Yaklaşık 3,5 metre uzunluğunda ve 250 kilogram ağırlığında olduğu hesaplanan K. atrox’un güçlü çeneleri ve tırtıklı dişleri, iri avların etini parçalamaya uygun yapıya sahipti.
Paleontologlar, hayvanın hem karada hem de sulak alanlarda avlandığını, otçul dinozorları kolayca alt edebildiğini belirtiyor.
Fosil, Mart 2020’de bir dinozor kazısı sırasında bulundu. Kuyruk ve bazı uzuvlar dışında neredeyse tam iskelet elde edildi.
Kafatasındaki dişlerin hâlâ mine tabakasını koruduğu dikkat çekti. Bu, şimdiye kadar bölgede bulunan en eksiksiz peirosaurid crocodyliform fosili oldu.
Araştırmacılar, K. atrox’un günümüz timsahlarına benzeyen duruşuna rağmen bazı farklılıklar taşıdığını aktarıyor.
Burun delikleri öne bakıyordu, gözler ise kafatasının yan tarafındaydı. Modern timsahlarda ise burun ve gözler daha yukarıda konumlanıyor; bu sayede avlarını sudan gizlenerek takip edebiliyorlar.
Bilim insanları, farklı dönemlerde yaşamış timsah akrabalarının benzer vücut yapıları geliştirmesini “yakınsak evrim” örneği olarak değerlendiriyor. Yani birbirine uzak türler, benzer yaşam koşulları nedeniyle benzer özellikler kazanabiliyor.
K. atrox ve benzeri iri etçil türler, Kretase’nin sonunda yaşanan kitlesel yok oluşta hayatta kalamadı. Araştırmacılar, bu durumun hayvanın “hiperetçil” beslenme tarzıyla bağlantılı olabileceğini düşünüyor.
Daha küçük boyutlu ve çeşitli besinlerle yetinebilen timsah türleri ise günümüze kadar yaşamını sürdürmeyi başardı.

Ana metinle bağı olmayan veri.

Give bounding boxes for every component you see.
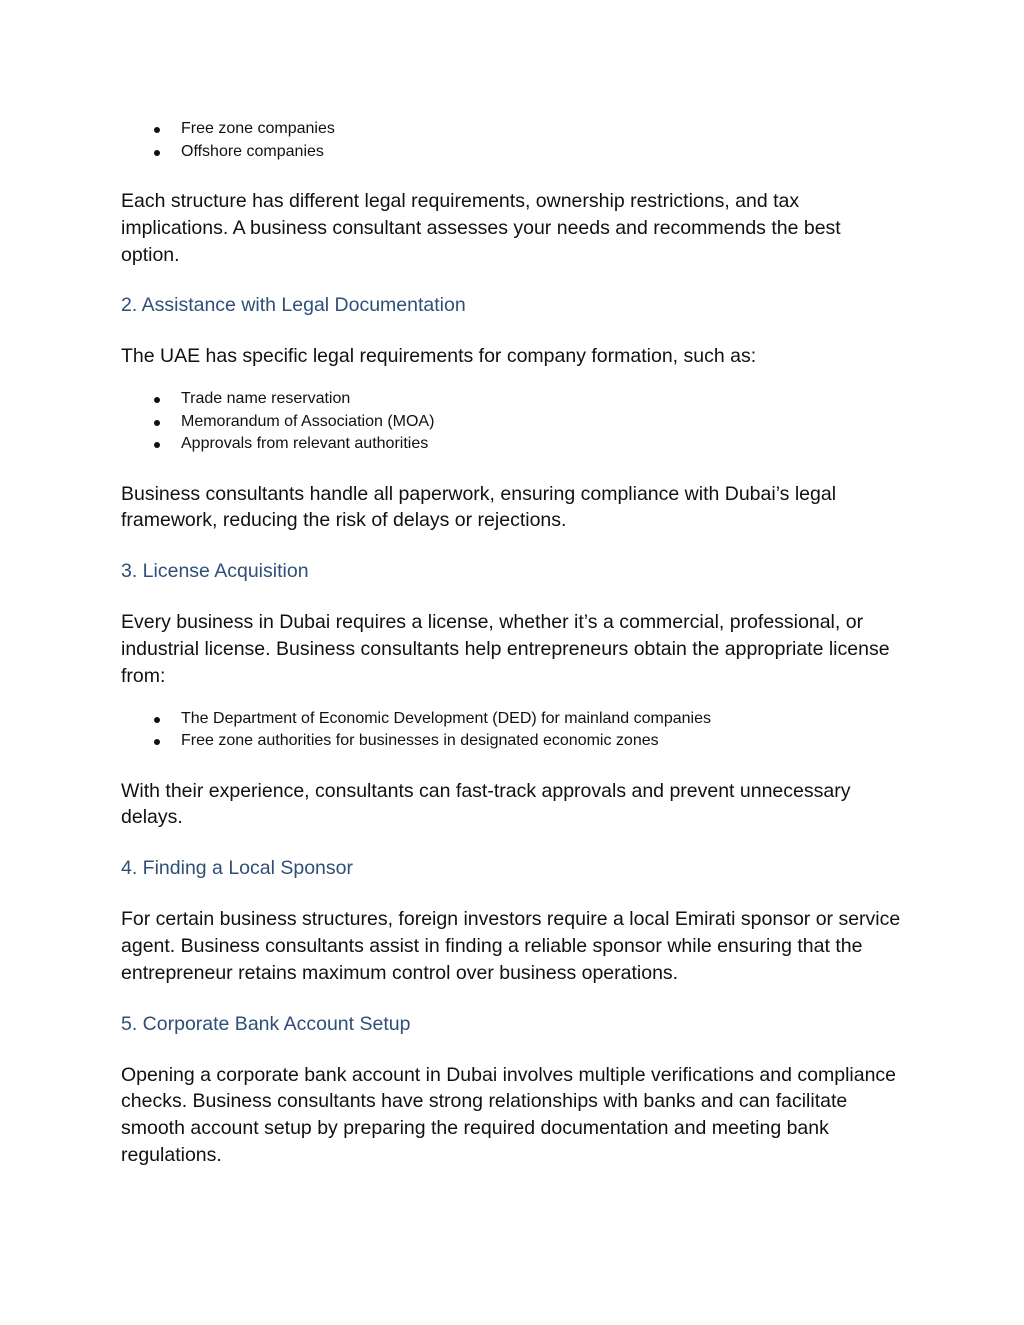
bullet-icon <box>154 127 160 133</box>
bullet-icon <box>154 420 160 426</box>
list-item: Offshore companies <box>121 141 901 164</box>
bank-account-paragraph: Opening a corporate bank account in Dubai involves multiple verifications and compliance checks. Business consultants have strong relationships with banks and can facilitate smooth account setup by preparing the required documentation and meeting bank regulations. <box>121 1063 897 1167</box>
company-types-list <box>121 118 901 163</box>
bullet-icon <box>154 717 160 723</box>
section-heading-legal-documentation: 2. Assistance with Legal Documentation <box>121 294 466 317</box>
bullet-icon <box>154 397 160 403</box>
bullet-icon <box>154 442 160 448</box>
fast-track-paragraph: With their experience, consultants can fast-track approvals and prevent unnecessary delays. <box>121 779 851 829</box>
structures-paragraph: Each structure has different legal requirements, ownership restrictions, and tax implications. A business consultant assesses your needs and recommends the best option. <box>121 190 841 266</box>
section-heading-license-acquisition: 3. License Acquisition <box>121 560 309 583</box>
list-item: Free zone authorities for businesses in designated economic zones <box>121 730 901 753</box>
license-intro-paragraph: Every business in Dubai requires a license, whether it’s a commercial, professional, or industrial license. Business consultants help entrepreneurs obtain the appropriate license from: <box>121 611 890 687</box>
section-heading-bank-account: 5. Corporate Bank Account Setup <box>121 1012 411 1035</box>
document-content <box>121 118 901 1169</box>
bullet-icon <box>154 150 160 156</box>
list-item: Trade name reservation <box>121 388 901 411</box>
section-heading-local-sponsor: 4. Finding a Local Sponsor <box>121 857 353 880</box>
bullet-icon <box>154 739 160 745</box>
local-sponsor-paragraph: For certain business structures, foreign investors require a local Emirati sponsor or service agent. Business consultants assist in finding a reliable sponsor while ensuring that the entrepreneur retains maximum control over business operations. <box>121 908 901 984</box>
list-item: The Department of Economic Development (DED) for mainland companies <box>121 708 901 731</box>
legal-requirements-list <box>121 388 901 456</box>
license-sources-list <box>121 708 901 753</box>
list-item: Approvals from relevant authorities <box>121 433 901 456</box>
paperwork-paragraph: Business consultants handle all paperwork, ensuring compliance with Dubai’s legal framework, reducing the risk of delays or rejections. <box>121 482 837 532</box>
list-item: Free zone companies <box>121 118 901 141</box>
list-item: Memorandum of Association (MOA) <box>121 411 901 434</box>
legal-requirements-intro: The UAE has specific legal requirements for company formation, such as: <box>121 345 757 368</box>
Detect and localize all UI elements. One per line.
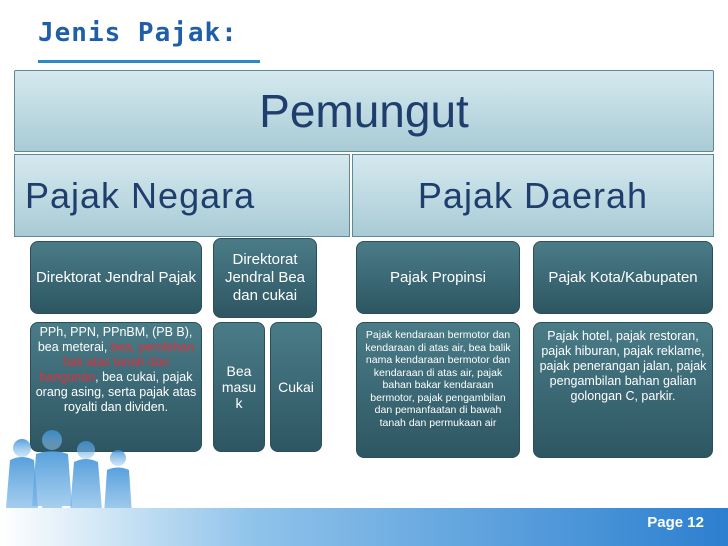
leaf-bea-masuk: Bea masu k	[213, 322, 265, 452]
leaf-kota-description: Pajak hotel, pajak restoran, pajak hiburan, pajak reklame, pajak penerangan jalan, pajak pengambilan bahan galian golongan C, parkir.	[533, 322, 713, 458]
title-underline	[38, 60, 260, 63]
node-pajak-kota-kabupaten: Pajak Kota/Kabupaten	[533, 241, 713, 314]
node-direktorat-jendral-pajak: Direktorat Jendral Pajak	[30, 241, 202, 314]
footer-bar	[0, 508, 728, 546]
node-pajak-negara: Pajak Negara	[14, 154, 350, 237]
node-pajak-propinsi: Pajak Propinsi	[356, 241, 520, 314]
djp-text-part-1: PPh, PPN, PPnBM, (PB B), bea meterai,	[37, 325, 193, 354]
leaf-propinsi-description: Pajak kendaraan bermotor dan kendaraan di atas air, bea balik nama kendaraan bermotor dan kendaraan di atas air, pajak bahan bakar kendaraan bermotor, pajak pengambilan dan pemanfaatan di bawah tanah dan permukaan air	[356, 322, 520, 458]
root-node-pemungut: Pemungut	[14, 70, 714, 152]
node-direktorat-bea-cukai: Direktorat Jendral Bea dan cukai	[213, 238, 317, 318]
leaf-djp-text	[35, 325, 197, 415]
page-number: Page 12	[647, 514, 704, 531]
node-pajak-daerah: Pajak Daerah	[352, 154, 714, 237]
djp-text-part-2: , bea cukai, pajak orang asing, serta pajak atas royalti dan dividen.	[35, 370, 197, 414]
slide-title: Jenis Pajak:	[38, 18, 238, 48]
djp-text-highlight: bea, perolehan hak atas tanah dan bangunan	[39, 340, 195, 384]
leaf-cukai: Cukai	[270, 322, 322, 452]
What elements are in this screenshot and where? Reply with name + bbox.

Bilim insanları, K. atrox’un dişlerinden izotop bilgisi elde ederek yaşam alanı ve beslenme alışkanlıklarını araştırmayı planlıyor.
Ayrıca kemik yapısının incelenmesiyle büyüme hızı, yaş ve olası hastalıklar hakkında daha fazla bilgi edinilebileceği belirtiliyor.
Uzmanlara göre, Patagonya’da bulunan bu olağanüstü fosil, antik timsah akrabalarının evrimi ve ekosistemdeki rolüne dair yeni sırları önümüzdeki yıllarda ortaya çıkarabilir.